Example: A virtual trader (agent) follows trading rules (actions) in a market (environment) to maximize profits (reward).
ML Algorithm Road Map
Supervised:
Regression: Linear/Polynomial, Penalized regression, KNN, SVR, Tree-based Regression models
Classification: Logistic regression, KNN, SVC, Tree-based Classification models
Unsupervised:
Dimensionality Reduction: Principal Component Analysis (PCA)
Clustering: K-Mean, Hierarchical
GitHub Modules
Module 1: Introduction to Machine Learning
Module 2: Setting up Machine Learning Environment
Module 3: Linear Regression (Econometrics approach)
Module 4: Machine Learning Fundamentals
Module 5: Linear Regression (Machine Learning approach)
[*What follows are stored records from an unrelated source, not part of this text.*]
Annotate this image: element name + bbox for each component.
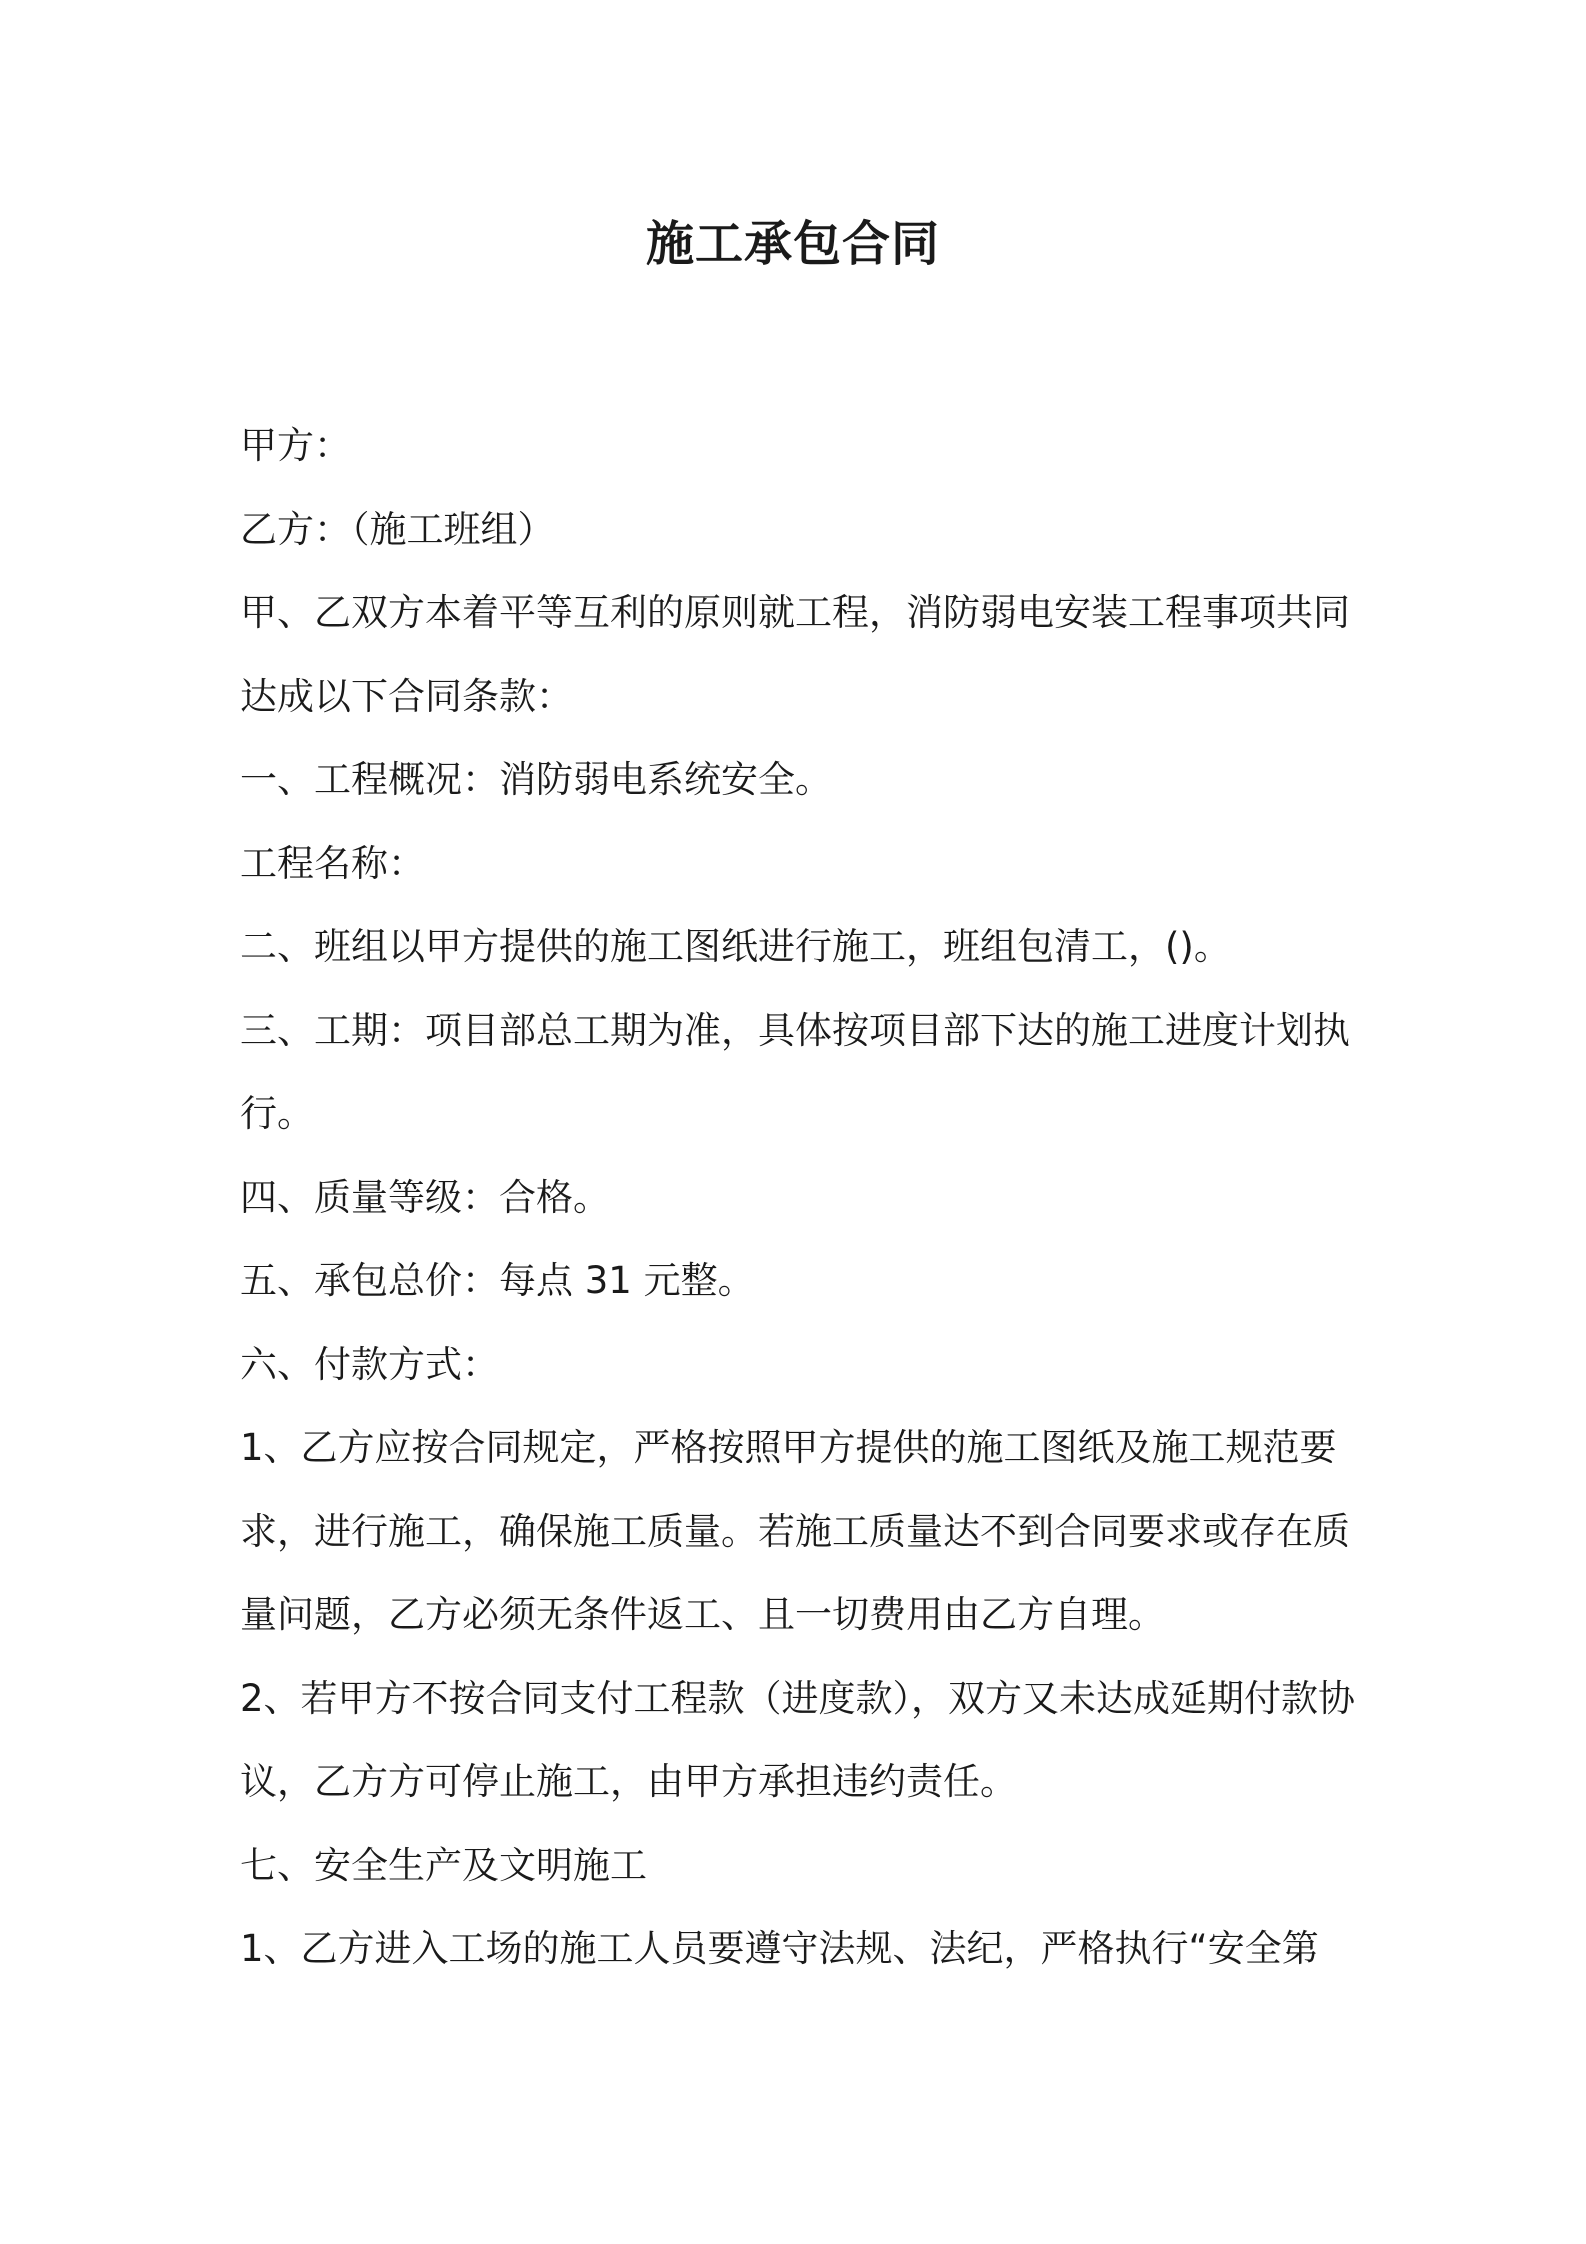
clause-6-item-2-line-2: 议，乙方方可停止施工，由甲方承担违约责任。	[240, 1760, 1017, 1803]
preamble-line-2: 达成以下合同条款：	[240, 674, 573, 718]
clause-2-line: 二、班组以甲方提供的施工图纸进行施工，班组包清工，()。	[240, 925, 1231, 968]
party-a-line: 甲方：	[240, 424, 351, 467]
clause-5-line: 五、承包总价：每点 31 元整。	[240, 1259, 755, 1302]
clause-7-heading: 七、安全生产及文明施工	[240, 1843, 647, 1887]
document-body	[240, 404, 1360, 1991]
clause-6-item-1-line-1: 1、乙方应按合同规定，严格按照甲方提供的施工图纸及施工规范要	[240, 1426, 1337, 1469]
clause-6-heading: 六、付款方式：	[240, 1342, 499, 1386]
clause-6-item-1-line-2: 求，进行施工，确保施工质量。若施工质量达不到合同要求或存在质	[240, 1509, 1350, 1553]
clause-1-overview: 一、工程概况：消防弱电系统安全。	[240, 758, 832, 801]
preamble-line-1: 甲、乙双方本着平等互利的原则就工程，消防弱电安装工程事项共同	[240, 591, 1350, 634]
clause-7-item-1-line-1: 1、乙方进入工场的施工人员要遵守法规、法纪，严格执行“安全第	[240, 1927, 1319, 1970]
clause-6-item-2-line-1: 2、若甲方不按合同支付工程款（进度款），双方又未达成延期付款协	[240, 1676, 1356, 1720]
party-b-line: 乙方：（施工班组）	[240, 507, 555, 551]
clause-6-item-1-line-3: 量问题，乙方必须无条件返工、且一切费用由乙方自理。	[240, 1593, 1165, 1636]
project-name-line: 工程名称：	[240, 841, 425, 885]
clause-3-line-2: 行。	[240, 1092, 314, 1135]
clause-4-line: 四、质量等级：合格。	[240, 1175, 610, 1219]
document-title: 施工承包合同	[645, 216, 940, 272]
clause-3-line-1: 三、工期：项目部总工期为准，具体按项目部下达的施工进度计划执	[240, 1008, 1350, 1052]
Module 6: Penalized Regression (Ridge, LASSO, Elastic Net)
Module 7: Logistic Regression
Module 8: K-Nearest Neighbors (KNN)
Module 9: Classification and Regression Trees (CART)
Module 10: Bagging and Boosting
Module 11: Dimensionality Reduction (PCA)
Module 12: Clustering (KMeans – Hierarchical)
Warning: A ML algorithm will always find a pattern, even if there is none.